There is a Monster inside of my head and monsters outside of it as well. Death then, in some twisted way, seems to be the most logical way out. It is the ultimate grab at power: no one gets to have a say over me or my body, no one gets to move me around like a pawn in their games. To quote the poet Warsan Shire, "I belong deeply to myself."
But there is still a logical voice somewhere in the caverns of my mind, though it is often overshadowed and shouted down by the Monster, that says that allowing my decisions to be dictated by the decisions of others, living my life only in reactions, is still giving over my power to them. That belonging to myself means something more than escapism and numbing, more than destroying myself to prove that they don't own me.
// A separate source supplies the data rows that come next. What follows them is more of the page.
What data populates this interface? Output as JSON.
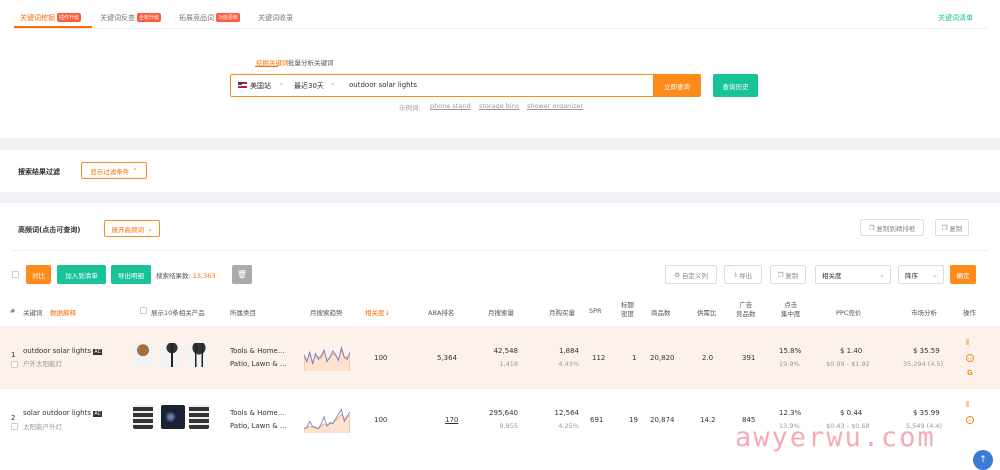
{
  "tabs": [
    {
      "label": "关键词挖掘",
      "badge": "插件升级"
    },
    {
      "label": "关键词反查",
      "badge": "全新升级"
    },
    {
      "label": "拓展竞品词",
      "badge": "功能更新"
    },
    {
      "label": "关键词收录",
      "badge": ""
    }
  ],
  "top_right_link": "关键词清单",
  "search": {
    "mode_tabs": [
      "挖掘关键词",
      "批量分析关键词"
    ],
    "site": "美国站",
    "period": "最近30天",
    "query": "outdoor solar lights",
    "search_button": "立即查询",
    "history_button": "查询历史",
    "example_label": "示例词:",
    "examples": [
      "phone stand",
      "storage bins",
      "shower organizer"
    ]
  },
  "filter": {
    "title": "搜索结果过滤",
    "toggle": "显示过滤条件"
  },
  "freq": {
    "title": "高频词(点击可查询)",
    "toggle": "展开高频词",
    "copy_to_rank": "复制到精排框",
    "copy": "复制"
  },
  "toolbar": {
    "compare": "对比",
    "add_to_list": "加入到清单",
    "export": "导出明细",
    "result_label": "搜索结果数:",
    "result_count": "13,363",
    "custom_cols": "自定义列",
    "import": "导出",
    "copy": "复制",
    "sort_field": "相关度",
    "sort_order": "降序",
    "confirm": "确定"
  },
  "columns": {
    "idx": "#",
    "keyword": "关键词",
    "data_explain": "数据解释",
    "products": "展示10条相关产品",
    "category": "所属类目",
    "trend": "月搜索趋势",
    "relevance": "相关度",
    "aba": "ABA排名",
    "monthly_search": "月搜索量",
    "monthly_purchase": "月购买量",
    "spr": "SPR",
    "title_density": [
      "标题",
      "密度"
    ],
    "product_count": "商品数",
    "supply_ratio": "供需比",
    "ad_products": [
      "广告",
      "竞品数"
    ],
    "click_concentration": [
      "点击",
      "集中度"
    ],
    "ppc": "PPC竞价",
    "market": "市场分析",
    "ops": "操作"
  },
  "rows": [
    {
      "idx": "1",
      "keyword": "outdoor solar lights",
      "tag": "AC",
      "translation": "户外太阳能灯",
      "category_1": "Tools & Home...",
      "category_2": "Patio, Lawn & ...",
      "relevance": "100",
      "aba": "5,364",
      "monthly_search": "42,548",
      "monthly_search_sub": "1,418",
      "monthly_purchase": "1,884",
      "monthly_purchase_sub": "4.43%",
      "spr": "112",
      "title_density": "1",
      "product_count": "20,820",
      "supply_ratio": "2.0",
      "ad_products": "391",
      "click_conc": "15.8%",
      "click_conc_sub": "19.9%",
      "ppc": "$ 1.40",
      "ppc_range": "$0.99 - $1.92",
      "market": "$ 35.59",
      "market_sub": "35,294 (4.5)",
      "trend_blue": [
        0.6,
        0.3,
        0.7,
        0.2,
        0.65,
        0.4,
        0.55,
        0.8,
        0.3,
        0.5,
        0.75,
        0.6,
        0.35,
        0.9,
        0.5,
        0.4,
        0.7
      ],
      "trend_orange": [
        0.5,
        0.4,
        0.6,
        0.3,
        0.55,
        0.5,
        0.45,
        0.7,
        0.4,
        0.45,
        0.65,
        0.55,
        0.4,
        0.8,
        0.45,
        0.5,
        0.6
      ]
    },
    {
      "idx": "2",
      "keyword": "solar outdoor lights",
      "tag": "AC",
      "translation": "太阳能户外灯",
      "category_1": "Tools & Home...",
      "category_2": "Patio, Lawn & ...",
      "relevance": "100",
      "aba": "170",
      "monthly_search": "295,640",
      "monthly_search_sub": "9,855",
      "monthly_purchase": "12,564",
      "monthly_purchase_sub": "4.25%",
      "spr": "691",
      "title_density": "19",
      "product_count": "20,874",
      "supply_ratio": "14.2",
      "ad_products": "845",
      "click_conc": "12.3%",
      "click_conc_sub": "13.9%",
      "ppc": "$ 0.44",
      "ppc_range": "$0.43 - $0.68",
      "market": "$ 35.99",
      "market_sub": "5,549 (4.4)",
      "trend_blue": [
        0.1,
        0.15,
        0.4,
        0.2,
        0.15,
        0.1,
        0.3,
        0.6,
        0.2,
        0.35,
        0.3,
        0.5,
        0.7,
        0.9,
        0.4,
        0.6,
        0.8
      ],
      "trend_orange": [
        0.1,
        0.12,
        0.2,
        0.15,
        0.12,
        0.1,
        0.2,
        0.3,
        0.25,
        0.3,
        0.35,
        0.45,
        0.55,
        0.7,
        0.5,
        0.6,
        0.65
      ]
    }
  ],
  "watermark": "awyerwu.com",
  "colors": {
    "accent": "#ff6a00",
    "green": "#19c39a",
    "row_highlight": "#fdf1ec"
  }
}
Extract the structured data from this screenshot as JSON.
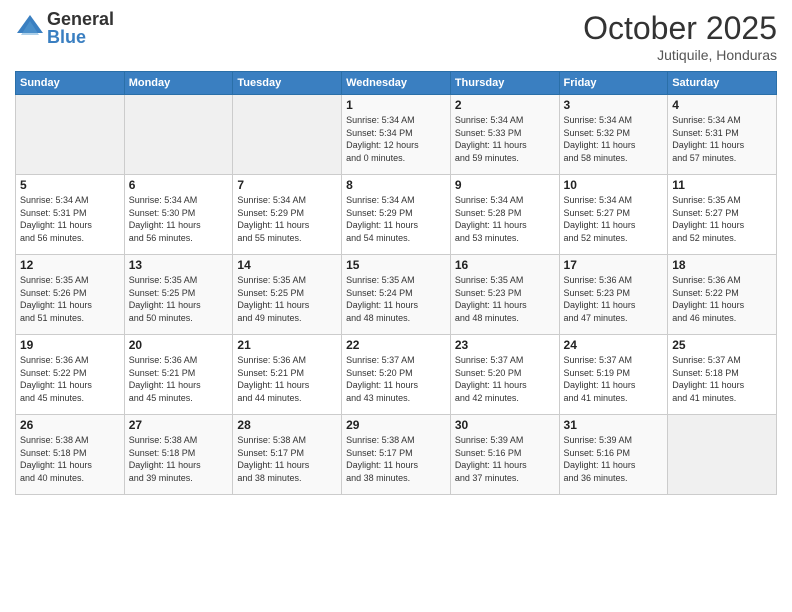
{
  "header": {
    "logo_general": "General",
    "logo_blue": "Blue",
    "month_title": "October 2025",
    "location": "Jutiquile, Honduras"
  },
  "weekdays": [
    "Sunday",
    "Monday",
    "Tuesday",
    "Wednesday",
    "Thursday",
    "Friday",
    "Saturday"
  ],
  "weeks": [
    [
      {
        "day": "",
        "info": ""
      },
      {
        "day": "",
        "info": ""
      },
      {
        "day": "",
        "info": ""
      },
      {
        "day": "1",
        "info": "Sunrise: 5:34 AM\nSunset: 5:34 PM\nDaylight: 12 hours\nand 0 minutes."
      },
      {
        "day": "2",
        "info": "Sunrise: 5:34 AM\nSunset: 5:33 PM\nDaylight: 11 hours\nand 59 minutes."
      },
      {
        "day": "3",
        "info": "Sunrise: 5:34 AM\nSunset: 5:32 PM\nDaylight: 11 hours\nand 58 minutes."
      },
      {
        "day": "4",
        "info": "Sunrise: 5:34 AM\nSunset: 5:31 PM\nDaylight: 11 hours\nand 57 minutes."
      }
    ],
    [
      {
        "day": "5",
        "info": "Sunrise: 5:34 AM\nSunset: 5:31 PM\nDaylight: 11 hours\nand 56 minutes."
      },
      {
        "day": "6",
        "info": "Sunrise: 5:34 AM\nSunset: 5:30 PM\nDaylight: 11 hours\nand 56 minutes."
      },
      {
        "day": "7",
        "info": "Sunrise: 5:34 AM\nSunset: 5:29 PM\nDaylight: 11 hours\nand 55 minutes."
      },
      {
        "day": "8",
        "info": "Sunrise: 5:34 AM\nSunset: 5:29 PM\nDaylight: 11 hours\nand 54 minutes."
      },
      {
        "day": "9",
        "info": "Sunrise: 5:34 AM\nSunset: 5:28 PM\nDaylight: 11 hours\nand 53 minutes."
      },
      {
        "day": "10",
        "info": "Sunrise: 5:34 AM\nSunset: 5:27 PM\nDaylight: 11 hours\nand 52 minutes."
      },
      {
        "day": "11",
        "info": "Sunrise: 5:35 AM\nSunset: 5:27 PM\nDaylight: 11 hours\nand 52 minutes."
      }
    ],
    [
      {
        "day": "12",
        "info": "Sunrise: 5:35 AM\nSunset: 5:26 PM\nDaylight: 11 hours\nand 51 minutes."
      },
      {
        "day": "13",
        "info": "Sunrise: 5:35 AM\nSunset: 5:25 PM\nDaylight: 11 hours\nand 50 minutes."
      },
      {
        "day": "14",
        "info": "Sunrise: 5:35 AM\nSunset: 5:25 PM\nDaylight: 11 hours\nand 49 minutes."
      },
      {
        "day": "15",
        "info": "Sunrise: 5:35 AM\nSunset: 5:24 PM\nDaylight: 11 hours\nand 48 minutes."
      },
      {
        "day": "16",
        "info": "Sunrise: 5:35 AM\nSunset: 5:23 PM\nDaylight: 11 hours\nand 48 minutes."
      },
      {
        "day": "17",
        "info": "Sunrise: 5:36 AM\nSunset: 5:23 PM\nDaylight: 11 hours\nand 47 minutes."
      },
      {
        "day": "18",
        "info": "Sunrise: 5:36 AM\nSunset: 5:22 PM\nDaylight: 11 hours\nand 46 minutes."
      }
    ],
    [
      {
        "day": "19",
        "info": "Sunrise: 5:36 AM\nSunset: 5:22 PM\nDaylight: 11 hours\nand 45 minutes."
      },
      {
        "day": "20",
        "info": "Sunrise: 5:36 AM\nSunset: 5:21 PM\nDaylight: 11 hours\nand 45 minutes."
      },
      {
        "day": "21",
        "info": "Sunrise: 5:36 AM\nSunset: 5:21 PM\nDaylight: 11 hours\nand 44 minutes."
      },
      {
        "day": "22",
        "info": "Sunrise: 5:37 AM\nSunset: 5:20 PM\nDaylight: 11 hours\nand 43 minutes."
      },
      {
        "day": "23",
        "info": "Sunrise: 5:37 AM\nSunset: 5:20 PM\nDaylight: 11 hours\nand 42 minutes."
      },
      {
        "day": "24",
        "info": "Sunrise: 5:37 AM\nSunset: 5:19 PM\nDaylight: 11 hours\nand 41 minutes."
      },
      {
        "day": "25",
        "info": "Sunrise: 5:37 AM\nSunset: 5:18 PM\nDaylight: 11 hours\nand 41 minutes."
      }
    ],
    [
      {
        "day": "26",
        "info": "Sunrise: 5:38 AM\nSunset: 5:18 PM\nDaylight: 11 hours\nand 40 minutes."
      },
      {
        "day": "27",
        "info": "Sunrise: 5:38 AM\nSunset: 5:18 PM\nDaylight: 11 hours\nand 39 minutes."
      },
      {
        "day": "28",
        "info": "Sunrise: 5:38 AM\nSunset: 5:17 PM\nDaylight: 11 hours\nand 38 minutes."
      },
      {
        "day": "29",
        "info": "Sunrise: 5:38 AM\nSunset: 5:17 PM\nDaylight: 11 hours\nand 38 minutes."
      },
      {
        "day": "30",
        "info": "Sunrise: 5:39 AM\nSunset: 5:16 PM\nDaylight: 11 hours\nand 37 minutes."
      },
      {
        "day": "31",
        "info": "Sunrise: 5:39 AM\nSunset: 5:16 PM\nDaylight: 11 hours\nand 36 minutes."
      },
      {
        "day": "",
        "info": ""
      }
    ]
  ]
}
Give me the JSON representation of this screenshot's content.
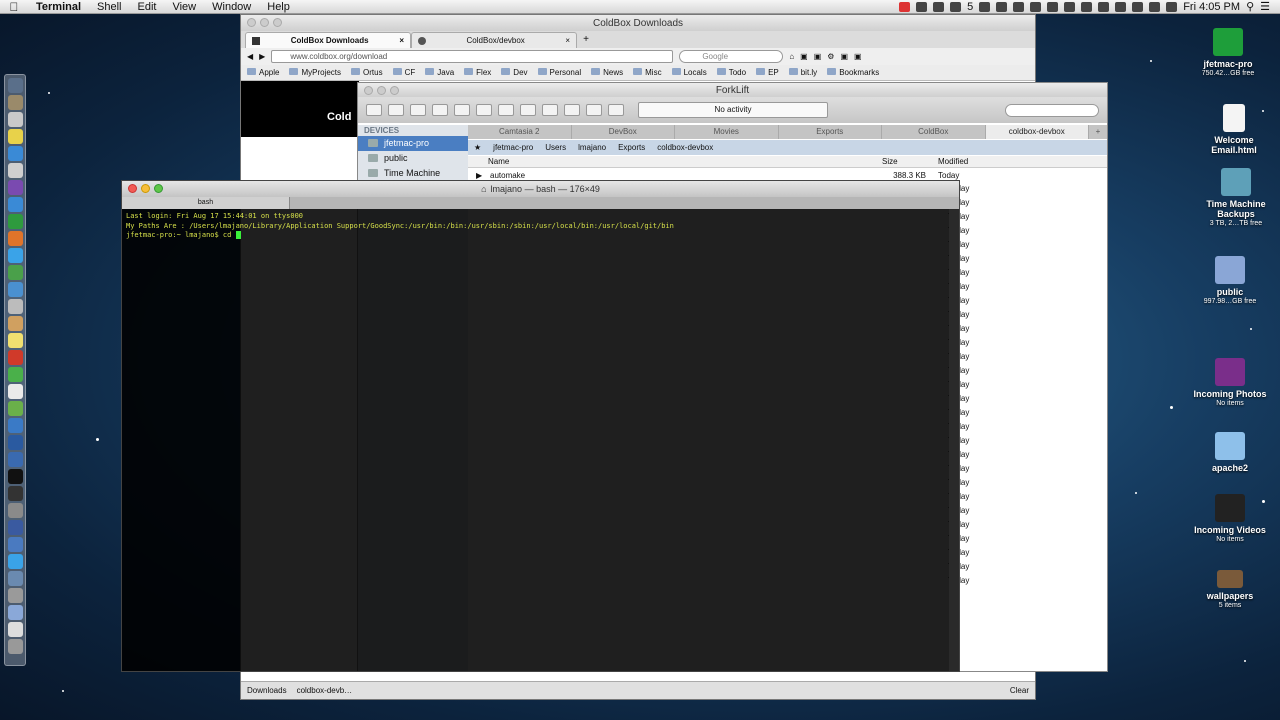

I don't know then, where to go from here except that eating and self-care have to be weapons, have to be not a sign of powerlessness but of agency and refusal to play by their games. I have been letting their beliefs about me sink me under again, that I am the prodigal, problem-child, broken and bitter and cold-hearted, and the sadness and weight of it all takes me to the bottom of the abyss again. By moving towards death, I have been letting their words, their beliefs own me. Wholeness and health, then, are living in line with myself and my truths, defying their story about who I am. The changes are coming over the next few days and I want to run away, self-destruct until I no longer exist. I am frightened and angry and scrambling for something to hold onto, some way to not be controlled. But surrendering my power to them, letting them define who I will be and whether I live, is not that way. They don't deserve that power / they don't deserve to decide my fate / don't deserve to have their words echoing in my brain, the messages of inadequacy and failure carved into my heart.
Until I am back on solid ground again, until I can find motivation inside of myself to nourish my body out of care and compassion, I eat as a refusal to be defined by anyone but myself. I eat in defiance of their ideas of me, the ones that say I don't deserve good things, that I am not enough. I eat until I am the one in control again, I am the one - me and only me - deciding what happens to this body and in my life.